Francis Cape plays an important part in this story, so let me take the time now to tell you about him. He was a tall man, the skin of his face pitted above his beard, his white hair thinning evenly over his scalp, his flesh collapsing into every joint, making him look comically knobby. He had a lovely voice — slightly hoarse, precise in its elocution yet surprisingly gentle, without any pretension suggested in the speech. At first I liked to have Francis around because I liked to hear him talk. Sometimes I’d even let my mind wander and listen to the music of his voice without bothering to follow his meanings. But as I came to know him better, I began listening more carefully for hints that might have revealed something he wasn’t ready to say directly.

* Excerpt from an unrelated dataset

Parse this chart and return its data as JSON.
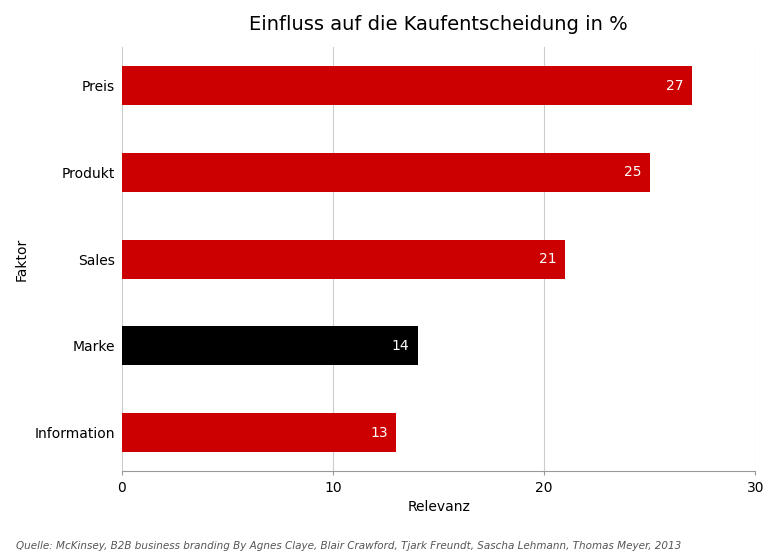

As I mentioned earlier, Francis Cape lived in a hovel in Porto-ferraio, in the shadow of Fort Stella. He had a single room, a third-floor walk-up with two grimy windows looking up toward the south wall of the fort. He slept on a mattress on the floor, used the communal bathroom in the hall, and had no kitchen facilities other than a gas bombola. The room stank of his pipe smoke. The blankets were threadbare, the walls crumbling, the shutters warped. The knickknacks he’d collected were jumbled on top of his bureau. And there were piles of books everywhere — books of poetry in French and Italian, travel guides, history books, Shakespeare’s plays, an incomplete set of the 1928 edition of the Encyclopedia Britannica, and too many books to count about Napoleon.